Regular sources refer to global emerging market and Asia funds, while the ‘others’ category includes global funds, hedge funds and sector-specific and sovereign wealth funds. In August, Raychaudhuri had said, “While it includes a combination of hedge funds, sovereign wealth funds and sector funds, such a large quantum of money coming from non-regular sources lends credence to the oft-repeated conspiracy theory that a lot of FII (foreign institutional investment) flows into India are, in reality, Indian money disguised as FII money.”
According to data by the Securities and Exchange Board of India, so far this year, foreign institutions have pumped in about $19 billion, or Rs 99,000 crore, into Indian equities. Since July, the benchmark Sensex has gained about seven per cent, while so far this year, it has risen about 19 per cent.
“Increased participation of the GEM (global emerging market) and AxJ (Asia-ex Japan) funds would underscore the importance of global liquidity, as these funds are the primary recipients of inflows arising from liquidity injections,” Raychaudhuri said in the latest report. In the quarter ended September, various developed economies’ central banks, including the US Federal Reserve and the European Central Bank, introduced many steps to keep markets flush with liquidity, part of which flowed into equities in emerging markets such as India.
Analysts said the fact that P Chidambaram took over as finance minister in early August helped revive foreign institutional inflows into Indian stocks. This, coupled with reform measures such as a rise in diesel prices and allowing foreign direct investment in multi-brand retail and aviation sectors, lifted investor sentiment.

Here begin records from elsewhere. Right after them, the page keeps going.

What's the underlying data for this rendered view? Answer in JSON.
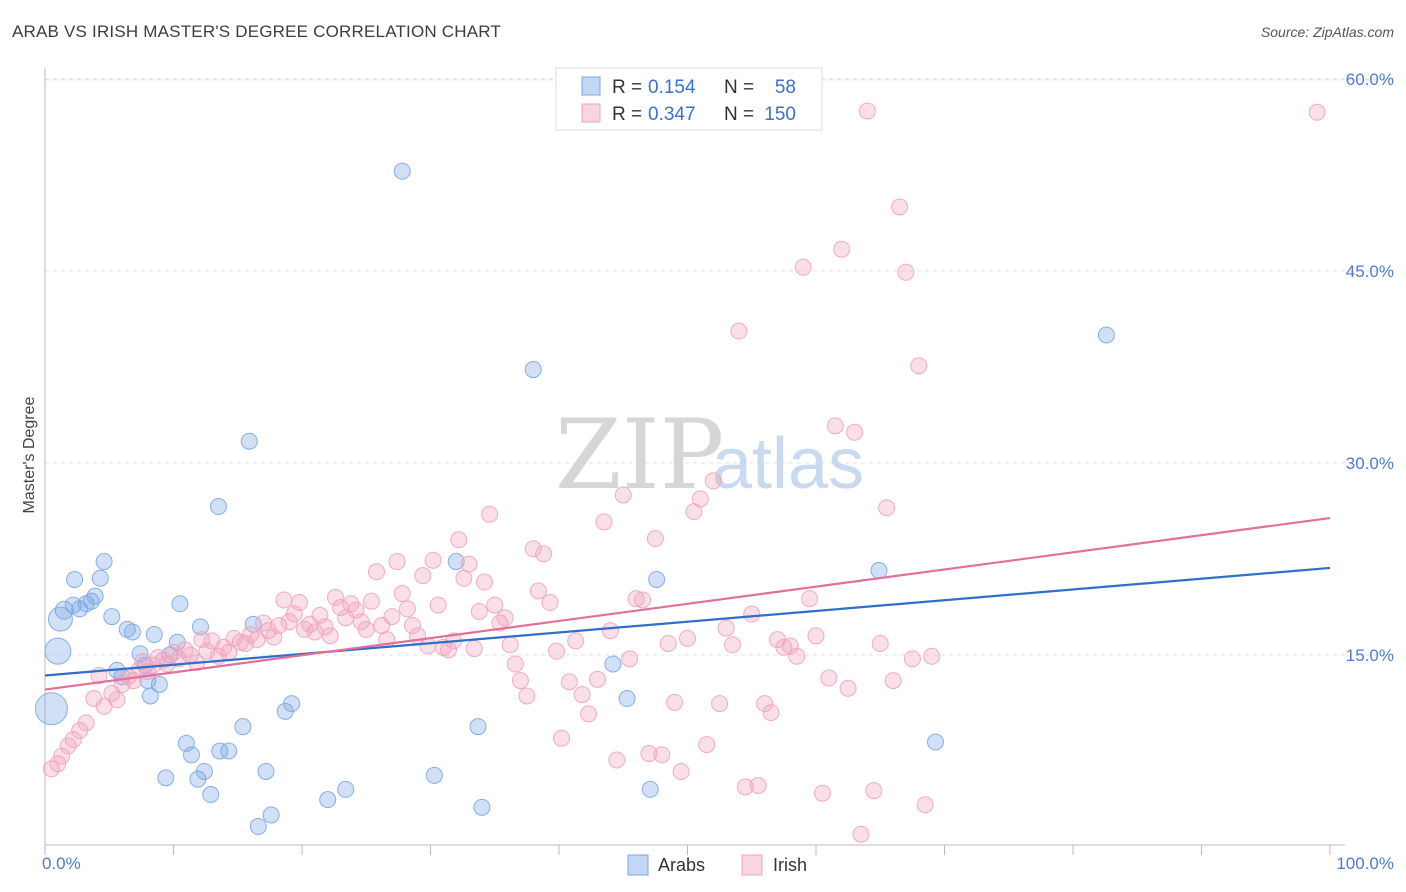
{
  "header": {
    "title": "ARAB VS IRISH MASTER'S DEGREE CORRELATION CHART",
    "source": "Source: ZipAtlas.com"
  },
  "watermark": {
    "zip": "ZIP",
    "atlas": "atlas"
  },
  "legend": {
    "r_label": "R =",
    "n_label": "N =",
    "entries": [
      {
        "r": "0.154",
        "n": "58",
        "color": "#7aa7e6"
      },
      {
        "r": "0.347",
        "n": "150",
        "color": "#f0a3bc"
      }
    ]
  },
  "bottom_legend": [
    {
      "name": "Arabs",
      "color": "#7aa7e6"
    },
    {
      "name": "Irish",
      "color": "#f0a3bc"
    }
  ],
  "chart_data": {
    "type": "scatter",
    "ylabel": "Master's Degree",
    "xlim": [
      0,
      100
    ],
    "ylim": [
      0,
      62
    ],
    "y_ticks": [
      {
        "value": 15,
        "label": "15.0%"
      },
      {
        "value": 30,
        "label": "30.0%"
      },
      {
        "value": 45,
        "label": "45.0%"
      },
      {
        "value": 60,
        "label": "60.0%"
      }
    ],
    "x_ticks": [
      {
        "value": 0,
        "label": "0.0%"
      },
      {
        "value": 100,
        "label": "100.0%"
      }
    ],
    "grid": true,
    "series": [
      {
        "name": "Arabs",
        "color": "#7aa7e6",
        "trend": {
          "x": [
            0,
            100
          ],
          "y": [
            13.4,
            21.8
          ],
          "color": "#2f6fcc"
        },
        "points": [
          [
            0.5,
            10.8,
            16
          ],
          [
            1,
            15.3,
            13
          ],
          [
            1.2,
            17.8,
            12
          ],
          [
            1.5,
            18.5,
            9
          ],
          [
            2.2,
            18.9,
            8
          ],
          [
            2.3,
            20.9,
            8
          ],
          [
            2.7,
            18.6,
            8
          ],
          [
            3.2,
            19.0,
            8
          ],
          [
            3.6,
            19.2,
            8
          ],
          [
            3.9,
            19.6,
            8
          ],
          [
            4.3,
            21.0,
            8
          ],
          [
            4.6,
            22.3,
            8
          ],
          [
            5.2,
            18.0,
            8
          ],
          [
            5.6,
            13.8,
            8
          ],
          [
            6.0,
            13.3,
            8
          ],
          [
            6.4,
            17.0,
            8
          ],
          [
            6.8,
            16.8,
            8
          ],
          [
            7.4,
            15.1,
            8
          ],
          [
            7.8,
            14.2,
            8
          ],
          [
            8.0,
            13.0,
            8
          ],
          [
            8.2,
            11.8,
            8
          ],
          [
            8.5,
            16.6,
            8
          ],
          [
            8.9,
            12.7,
            8
          ],
          [
            9.4,
            5.4,
            8
          ],
          [
            9.7,
            15.0,
            8
          ],
          [
            10.3,
            16.0,
            8
          ],
          [
            10.5,
            19.0,
            8
          ],
          [
            11.0,
            8.1,
            8
          ],
          [
            11.4,
            7.2,
            8
          ],
          [
            11.9,
            5.3,
            8
          ],
          [
            12.1,
            17.2,
            8
          ],
          [
            12.4,
            5.9,
            8
          ],
          [
            12.9,
            4.1,
            8
          ],
          [
            13.5,
            26.6,
            8
          ],
          [
            13.6,
            7.5,
            8
          ],
          [
            14.3,
            7.5,
            8
          ],
          [
            15.4,
            9.4,
            8
          ],
          [
            15.9,
            31.7,
            8
          ],
          [
            16.2,
            17.4,
            8
          ],
          [
            16.6,
            1.6,
            8
          ],
          [
            17.2,
            5.9,
            8
          ],
          [
            17.6,
            2.5,
            8
          ],
          [
            18.7,
            10.6,
            8
          ],
          [
            19.2,
            11.2,
            8
          ],
          [
            22.0,
            3.7,
            8
          ],
          [
            23.4,
            4.5,
            8
          ],
          [
            27.8,
            52.8,
            8
          ],
          [
            30.3,
            5.6,
            8
          ],
          [
            32.0,
            22.3,
            8
          ],
          [
            33.7,
            9.4,
            8
          ],
          [
            34.0,
            3.1,
            8
          ],
          [
            38.0,
            37.3,
            8
          ],
          [
            44.2,
            14.3,
            8
          ],
          [
            45.3,
            11.6,
            8
          ],
          [
            47.1,
            4.5,
            8
          ],
          [
            47.6,
            20.9,
            8
          ],
          [
            64.9,
            21.6,
            8
          ],
          [
            69.3,
            8.2,
            8
          ],
          [
            82.6,
            40.0,
            8
          ]
        ]
      },
      {
        "name": "Irish",
        "color": "#f0a3bc",
        "trend": {
          "x": [
            0,
            100
          ],
          "y": [
            12.3,
            25.7
          ],
          "color": "#e2709a"
        },
        "points": [
          [
            0.5,
            6.1,
            8
          ],
          [
            1.0,
            6.5,
            8
          ],
          [
            1.3,
            7.1,
            8
          ],
          [
            1.8,
            7.9,
            8
          ],
          [
            2.2,
            8.4,
            8
          ],
          [
            2.7,
            9.1,
            8
          ],
          [
            3.2,
            9.7,
            8
          ],
          [
            3.8,
            11.6,
            8
          ],
          [
            4.2,
            13.4,
            8
          ],
          [
            4.6,
            11.0,
            8
          ],
          [
            5.2,
            12.0,
            8
          ],
          [
            5.6,
            11.5,
            8
          ],
          [
            6.0,
            12.7,
            8
          ],
          [
            6.5,
            13.3,
            8
          ],
          [
            6.9,
            13.0,
            8
          ],
          [
            7.3,
            13.8,
            8
          ],
          [
            7.6,
            14.5,
            8
          ],
          [
            8.0,
            13.7,
            8
          ],
          [
            8.4,
            14.2,
            8
          ],
          [
            8.8,
            14.8,
            8
          ],
          [
            9.2,
            14.6,
            8
          ],
          [
            9.5,
            14.3,
            8
          ],
          [
            10.0,
            15.2,
            8
          ],
          [
            10.4,
            14.7,
            8
          ],
          [
            10.9,
            15.4,
            8
          ],
          [
            11.3,
            15.0,
            8
          ],
          [
            11.8,
            14.4,
            8
          ],
          [
            12.2,
            16.2,
            8
          ],
          [
            12.6,
            15.3,
            8
          ],
          [
            13.0,
            16.1,
            8
          ],
          [
            13.5,
            14.9,
            8
          ],
          [
            13.9,
            15.6,
            8
          ],
          [
            14.3,
            15.2,
            8
          ],
          [
            14.7,
            16.3,
            8
          ],
          [
            15.2,
            16.0,
            8
          ],
          [
            15.6,
            15.9,
            8
          ],
          [
            16.0,
            16.6,
            8
          ],
          [
            16.5,
            16.2,
            8
          ],
          [
            17.0,
            17.5,
            8
          ],
          [
            17.4,
            16.9,
            8
          ],
          [
            17.8,
            16.4,
            8
          ],
          [
            18.2,
            17.3,
            8
          ],
          [
            18.6,
            19.3,
            8
          ],
          [
            19.0,
            17.6,
            8
          ],
          [
            19.4,
            18.2,
            8
          ],
          [
            19.8,
            19.1,
            8
          ],
          [
            20.2,
            17.0,
            8
          ],
          [
            20.6,
            17.4,
            8
          ],
          [
            21.0,
            16.8,
            8
          ],
          [
            21.4,
            18.1,
            8
          ],
          [
            21.8,
            17.2,
            8
          ],
          [
            22.2,
            16.5,
            8
          ],
          [
            22.6,
            19.5,
            8
          ],
          [
            23.0,
            18.7,
            8
          ],
          [
            23.4,
            17.9,
            8
          ],
          [
            23.8,
            19.0,
            8
          ],
          [
            24.2,
            18.5,
            8
          ],
          [
            24.6,
            17.6,
            8
          ],
          [
            25.0,
            17.0,
            8
          ],
          [
            25.4,
            19.2,
            8
          ],
          [
            25.8,
            21.5,
            8
          ],
          [
            26.2,
            17.3,
            8
          ],
          [
            26.6,
            16.2,
            8
          ],
          [
            27.0,
            18.0,
            8
          ],
          [
            27.4,
            22.3,
            8
          ],
          [
            27.8,
            19.8,
            8
          ],
          [
            28.2,
            18.6,
            8
          ],
          [
            28.6,
            17.3,
            8
          ],
          [
            29.0,
            16.5,
            8
          ],
          [
            29.4,
            21.2,
            8
          ],
          [
            29.8,
            15.7,
            8
          ],
          [
            30.2,
            22.4,
            8
          ],
          [
            30.6,
            18.9,
            8
          ],
          [
            31.0,
            15.6,
            8
          ],
          [
            31.4,
            15.4,
            8
          ],
          [
            31.8,
            16.1,
            8
          ],
          [
            32.2,
            24.0,
            8
          ],
          [
            32.6,
            21.0,
            8
          ],
          [
            33.0,
            22.1,
            8
          ],
          [
            33.4,
            15.5,
            8
          ],
          [
            33.8,
            18.4,
            8
          ],
          [
            34.2,
            20.7,
            8
          ],
          [
            34.6,
            26.0,
            8
          ],
          [
            35.0,
            18.9,
            8
          ],
          [
            35.4,
            17.5,
            8
          ],
          [
            35.8,
            17.9,
            8
          ],
          [
            36.2,
            15.8,
            8
          ],
          [
            36.6,
            14.3,
            8
          ],
          [
            37.0,
            13.0,
            8
          ],
          [
            37.5,
            11.8,
            8
          ],
          [
            38.0,
            23.3,
            8
          ],
          [
            38.4,
            20.0,
            8
          ],
          [
            38.8,
            22.9,
            8
          ],
          [
            39.3,
            19.1,
            8
          ],
          [
            39.8,
            15.3,
            8
          ],
          [
            40.2,
            8.5,
            8
          ],
          [
            40.8,
            12.9,
            8
          ],
          [
            41.3,
            16.1,
            8
          ],
          [
            41.8,
            11.9,
            8
          ],
          [
            42.3,
            10.4,
            8
          ],
          [
            43.0,
            13.1,
            8
          ],
          [
            43.5,
            25.4,
            8
          ],
          [
            44.0,
            16.9,
            8
          ],
          [
            44.5,
            6.8,
            8
          ],
          [
            45.0,
            27.5,
            8
          ],
          [
            45.5,
            14.7,
            8
          ],
          [
            46.0,
            19.4,
            8
          ],
          [
            46.5,
            19.3,
            8
          ],
          [
            47.0,
            7.3,
            8
          ],
          [
            47.5,
            24.1,
            8
          ],
          [
            48.0,
            7.2,
            8
          ],
          [
            48.5,
            15.9,
            8
          ],
          [
            49.0,
            11.3,
            8
          ],
          [
            49.5,
            5.9,
            8
          ],
          [
            50.0,
            16.3,
            8
          ],
          [
            50.5,
            26.2,
            8
          ],
          [
            51.0,
            27.2,
            8
          ],
          [
            51.5,
            8.0,
            8
          ],
          [
            52.0,
            28.6,
            8
          ],
          [
            52.5,
            11.2,
            8
          ],
          [
            53.0,
            17.1,
            8
          ],
          [
            53.5,
            15.8,
            8
          ],
          [
            54.0,
            40.3,
            8
          ],
          [
            54.5,
            4.7,
            8
          ],
          [
            55.0,
            18.2,
            8
          ],
          [
            55.5,
            4.8,
            8
          ],
          [
            56.0,
            11.2,
            8
          ],
          [
            56.5,
            10.5,
            8
          ],
          [
            57.0,
            16.2,
            8
          ],
          [
            57.5,
            15.6,
            8
          ],
          [
            58.0,
            15.7,
            8
          ],
          [
            58.5,
            14.9,
            8
          ],
          [
            59.0,
            45.3,
            8
          ],
          [
            59.5,
            19.4,
            8
          ],
          [
            60.0,
            16.5,
            8
          ],
          [
            60.5,
            4.2,
            8
          ],
          [
            61.0,
            13.2,
            8
          ],
          [
            61.5,
            32.9,
            8
          ],
          [
            62.0,
            46.7,
            8
          ],
          [
            62.5,
            12.4,
            8
          ],
          [
            63.0,
            32.4,
            8
          ],
          [
            63.5,
            1.0,
            8
          ],
          [
            64.0,
            57.5,
            8
          ],
          [
            64.5,
            4.4,
            8
          ],
          [
            65.0,
            15.9,
            8
          ],
          [
            65.5,
            26.5,
            8
          ],
          [
            66.0,
            13.0,
            8
          ],
          [
            66.5,
            50.0,
            8
          ],
          [
            67.0,
            44.9,
            8
          ],
          [
            67.5,
            14.7,
            8
          ],
          [
            68.0,
            37.6,
            8
          ],
          [
            68.5,
            3.3,
            8
          ],
          [
            69.0,
            14.9,
            8
          ],
          [
            99.0,
            57.4,
            8
          ]
        ]
      }
    ]
  }
}
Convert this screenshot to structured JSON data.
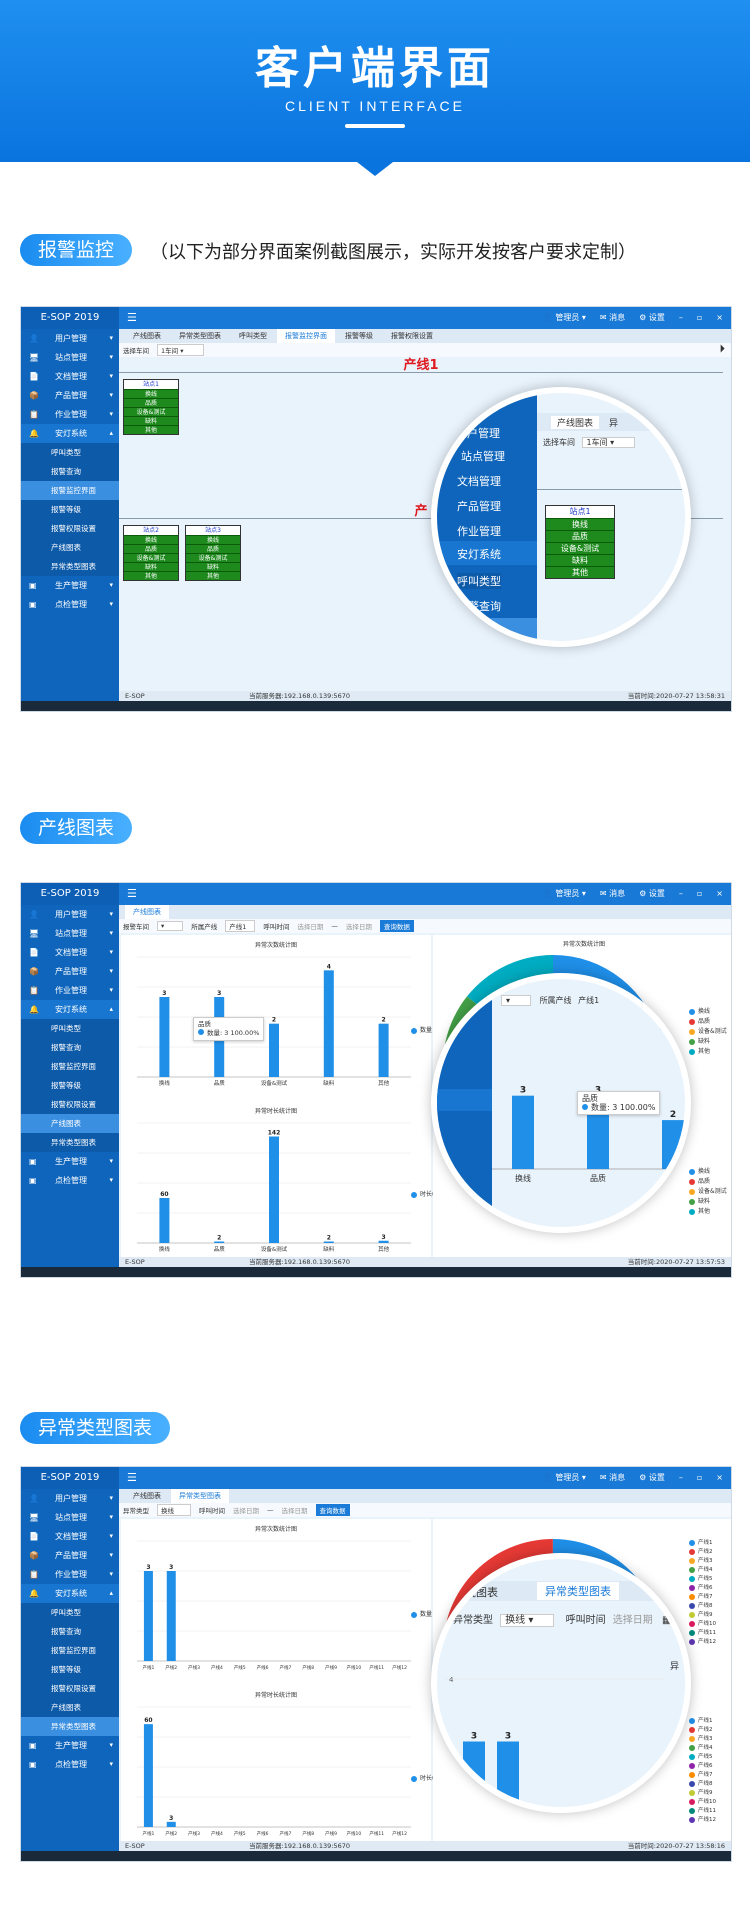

BNP Paribas said the conclusion that investors from Asia-ex Japan were the primary contributors to FII inflows into India would appear surprising if one considers the flows into these funds from investors. “While GEM funds have received considerable flows (a little more than $5 billion) in the third quarter, Asia-ex Japan funds have actually seen investor redemptions ($2.9 billion). And, despite the loss of funds, among FIIs, they are the largest investors in India,” it said. “Pure fund inflow is, therefore, not the only reason for the FII investment in India. FIIs have preferred India over other emerging and Asian markets, and we believe the reason lies in India’s relative earnings stability,” it added.